La délicate manipulation de la mélatonine

 

Les plaintes aux âges extrêmes de la vie peuvent relever d’approches spécifiques. Durant l’enfance, les approches doivent surtout être non médicamenteuses et psychocomportementales avec un accompagnement des parents autour de l’hygiène de vie de l’enfant et des routines du coucher. Ensuite, le syndrome de retard de phase (coucher et lever naturellement retardé de plusieurs heures) de l’adolescent et l’insomnie du sujet âgé (une fois les autres causes exclues) dépendent parfois du cycle de la mélatonine.
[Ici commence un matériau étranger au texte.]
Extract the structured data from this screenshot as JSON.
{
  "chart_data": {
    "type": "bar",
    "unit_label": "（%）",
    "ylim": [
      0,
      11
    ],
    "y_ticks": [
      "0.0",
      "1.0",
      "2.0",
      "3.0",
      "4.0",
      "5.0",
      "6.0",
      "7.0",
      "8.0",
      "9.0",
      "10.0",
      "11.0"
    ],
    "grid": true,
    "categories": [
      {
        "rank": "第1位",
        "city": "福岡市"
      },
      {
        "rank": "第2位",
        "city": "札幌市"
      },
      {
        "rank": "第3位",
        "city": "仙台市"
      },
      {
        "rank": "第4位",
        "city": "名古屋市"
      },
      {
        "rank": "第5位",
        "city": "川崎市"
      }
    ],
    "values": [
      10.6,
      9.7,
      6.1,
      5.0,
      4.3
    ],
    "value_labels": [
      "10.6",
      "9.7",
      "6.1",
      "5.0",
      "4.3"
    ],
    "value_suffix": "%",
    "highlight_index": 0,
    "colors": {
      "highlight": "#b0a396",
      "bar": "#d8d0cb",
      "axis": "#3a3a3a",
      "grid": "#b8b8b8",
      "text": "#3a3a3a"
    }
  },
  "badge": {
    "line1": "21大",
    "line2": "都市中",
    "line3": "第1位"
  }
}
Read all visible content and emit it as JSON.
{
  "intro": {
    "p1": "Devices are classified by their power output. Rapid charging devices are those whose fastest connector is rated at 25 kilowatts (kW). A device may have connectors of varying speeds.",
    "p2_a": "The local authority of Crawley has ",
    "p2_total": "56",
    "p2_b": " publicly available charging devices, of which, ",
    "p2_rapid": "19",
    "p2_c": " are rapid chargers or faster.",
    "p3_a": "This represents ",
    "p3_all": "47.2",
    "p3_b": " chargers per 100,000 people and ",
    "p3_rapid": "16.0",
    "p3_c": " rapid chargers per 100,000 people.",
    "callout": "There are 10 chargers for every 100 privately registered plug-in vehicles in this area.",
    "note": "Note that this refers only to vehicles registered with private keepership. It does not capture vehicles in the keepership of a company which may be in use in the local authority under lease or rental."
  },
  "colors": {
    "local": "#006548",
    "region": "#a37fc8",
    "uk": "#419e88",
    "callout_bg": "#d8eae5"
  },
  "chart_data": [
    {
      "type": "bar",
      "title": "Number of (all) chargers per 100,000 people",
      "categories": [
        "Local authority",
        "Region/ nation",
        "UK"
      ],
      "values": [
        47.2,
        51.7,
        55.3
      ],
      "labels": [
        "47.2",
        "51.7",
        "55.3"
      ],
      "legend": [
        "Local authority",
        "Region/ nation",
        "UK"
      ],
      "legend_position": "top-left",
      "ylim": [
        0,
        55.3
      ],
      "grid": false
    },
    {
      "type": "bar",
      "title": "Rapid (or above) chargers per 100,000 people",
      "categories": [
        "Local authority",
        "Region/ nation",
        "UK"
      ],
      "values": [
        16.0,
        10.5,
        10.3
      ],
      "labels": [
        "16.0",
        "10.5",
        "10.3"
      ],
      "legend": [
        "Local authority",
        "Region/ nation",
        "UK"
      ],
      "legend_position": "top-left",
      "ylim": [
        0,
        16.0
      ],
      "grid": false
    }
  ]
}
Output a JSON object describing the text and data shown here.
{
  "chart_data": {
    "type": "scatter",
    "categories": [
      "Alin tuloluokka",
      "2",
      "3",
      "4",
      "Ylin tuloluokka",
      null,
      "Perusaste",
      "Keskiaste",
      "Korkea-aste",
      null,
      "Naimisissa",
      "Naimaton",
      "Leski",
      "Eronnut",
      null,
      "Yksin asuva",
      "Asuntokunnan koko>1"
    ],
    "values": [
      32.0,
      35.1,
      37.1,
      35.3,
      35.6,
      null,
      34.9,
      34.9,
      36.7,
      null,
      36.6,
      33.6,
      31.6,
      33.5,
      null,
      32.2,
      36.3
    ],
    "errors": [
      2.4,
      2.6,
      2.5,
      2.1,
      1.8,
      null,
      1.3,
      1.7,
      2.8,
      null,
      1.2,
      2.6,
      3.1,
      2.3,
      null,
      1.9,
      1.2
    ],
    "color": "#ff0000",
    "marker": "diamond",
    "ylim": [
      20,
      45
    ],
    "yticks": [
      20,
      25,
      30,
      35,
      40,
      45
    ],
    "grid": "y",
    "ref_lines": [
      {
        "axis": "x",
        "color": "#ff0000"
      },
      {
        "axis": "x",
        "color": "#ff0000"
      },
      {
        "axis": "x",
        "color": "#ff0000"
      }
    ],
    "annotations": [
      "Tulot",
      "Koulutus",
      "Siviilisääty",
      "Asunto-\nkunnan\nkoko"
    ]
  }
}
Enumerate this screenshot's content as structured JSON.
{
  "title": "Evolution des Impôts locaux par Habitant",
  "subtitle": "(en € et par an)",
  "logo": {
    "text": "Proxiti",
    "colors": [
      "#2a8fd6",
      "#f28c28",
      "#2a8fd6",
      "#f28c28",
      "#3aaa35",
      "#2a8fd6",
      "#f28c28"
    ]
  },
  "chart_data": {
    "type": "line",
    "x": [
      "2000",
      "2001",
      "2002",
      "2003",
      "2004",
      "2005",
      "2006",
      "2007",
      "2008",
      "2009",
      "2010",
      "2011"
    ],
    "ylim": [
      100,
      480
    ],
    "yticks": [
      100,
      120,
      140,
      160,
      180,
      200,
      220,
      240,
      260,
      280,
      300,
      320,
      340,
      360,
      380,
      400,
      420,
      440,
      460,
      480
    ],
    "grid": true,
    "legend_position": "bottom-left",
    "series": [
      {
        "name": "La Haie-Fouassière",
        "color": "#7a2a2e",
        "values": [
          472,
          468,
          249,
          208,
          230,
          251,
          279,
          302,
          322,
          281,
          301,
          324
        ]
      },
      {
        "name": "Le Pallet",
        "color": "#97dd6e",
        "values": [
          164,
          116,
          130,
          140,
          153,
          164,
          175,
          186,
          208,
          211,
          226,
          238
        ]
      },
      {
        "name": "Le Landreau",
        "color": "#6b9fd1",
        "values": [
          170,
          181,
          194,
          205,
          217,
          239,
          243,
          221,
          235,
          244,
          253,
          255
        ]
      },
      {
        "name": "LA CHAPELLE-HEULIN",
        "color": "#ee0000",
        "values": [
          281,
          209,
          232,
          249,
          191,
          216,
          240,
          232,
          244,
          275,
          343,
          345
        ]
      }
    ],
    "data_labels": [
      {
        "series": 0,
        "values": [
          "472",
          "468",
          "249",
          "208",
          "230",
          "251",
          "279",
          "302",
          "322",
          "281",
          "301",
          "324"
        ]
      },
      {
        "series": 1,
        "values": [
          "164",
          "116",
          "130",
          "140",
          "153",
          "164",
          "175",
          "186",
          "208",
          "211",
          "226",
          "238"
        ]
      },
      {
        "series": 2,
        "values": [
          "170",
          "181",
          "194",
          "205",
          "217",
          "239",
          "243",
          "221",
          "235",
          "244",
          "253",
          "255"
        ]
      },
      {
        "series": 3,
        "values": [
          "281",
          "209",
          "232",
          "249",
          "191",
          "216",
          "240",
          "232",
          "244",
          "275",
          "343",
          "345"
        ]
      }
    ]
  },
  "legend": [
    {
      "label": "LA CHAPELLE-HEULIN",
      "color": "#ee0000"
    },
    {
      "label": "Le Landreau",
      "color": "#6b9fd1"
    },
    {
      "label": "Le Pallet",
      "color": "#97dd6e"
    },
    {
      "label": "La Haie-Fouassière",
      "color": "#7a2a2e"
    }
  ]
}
Lorsque ces difficultés ont un retentissement important sur la vie diurne, la prescription de mélatonine peut être envisagée, bien qu’inconstamment efficace. Les jeunes relèvent d’une prescription à visée chronobiotique, requérant des doses faibles (0,5-1mg) et une forme à libération immédiate, à prendre en tout début de soirée. Les sujets âgés (au-delà de 60-70 ans le plus souvent) doivent plus volontiers utiliser une forme à libération prolongée prescrite une à deux heures avant le coucher (2 mg) afin de reproduire la courbe physiologique de sécrétion, dont l’intensité diminue avec l’âge. « Les formulations disponibles sans ordonnance ont des dosages affichés qui sont souvent différents de la dose réelle, tout comme la pharmacocinétique très variable d’une forme à l’autre. Par ailleurs, la mélatonine n’aura que peu d’effet chez une personne confrontée a une insomnie mais avec une sécrétion physiologique normale de mélatonine. Le recours à la mélatonine devrait donc faire l’objet d’une prescription médicale, afin de préciser le contexte, la dose, l’heure de prise et encore une fois les causes et comorbidités liées à l’insomnie », poursuit-il. La phytothérapie peut plus facilement être proposée pour les mauvais dormeurs.

 

Quoiqu’il en soit, le principal message est d’orienter les patients qui se plaignent régulièrement au comptoir vers un spécialiste dans ce domaine. Mais la prise en charge du sommeil est une compétence et elle ne se développe que depuis peu de temps comme spécialité (somnologie) au sein du corps médical. « 200 praticiens sont aujourd’hui formés à la prise en charge de l’insomnie en France, notamment des psychiatres, des psychologues qui ont appris les TCC de l’insomnie », résume Isabelle Poirot. L’offre reste insuffisante, y compris dans les centres d’exploration du sommeil. Aussi, les pharmaciens constituent un relais d’information essentiel pour rappeler aux personnes qui se plaignent d’insomnie l’importance de tous les paramètres environnementaux et d’hygiène de vie, ainsi que les grands principes de prise en charge2.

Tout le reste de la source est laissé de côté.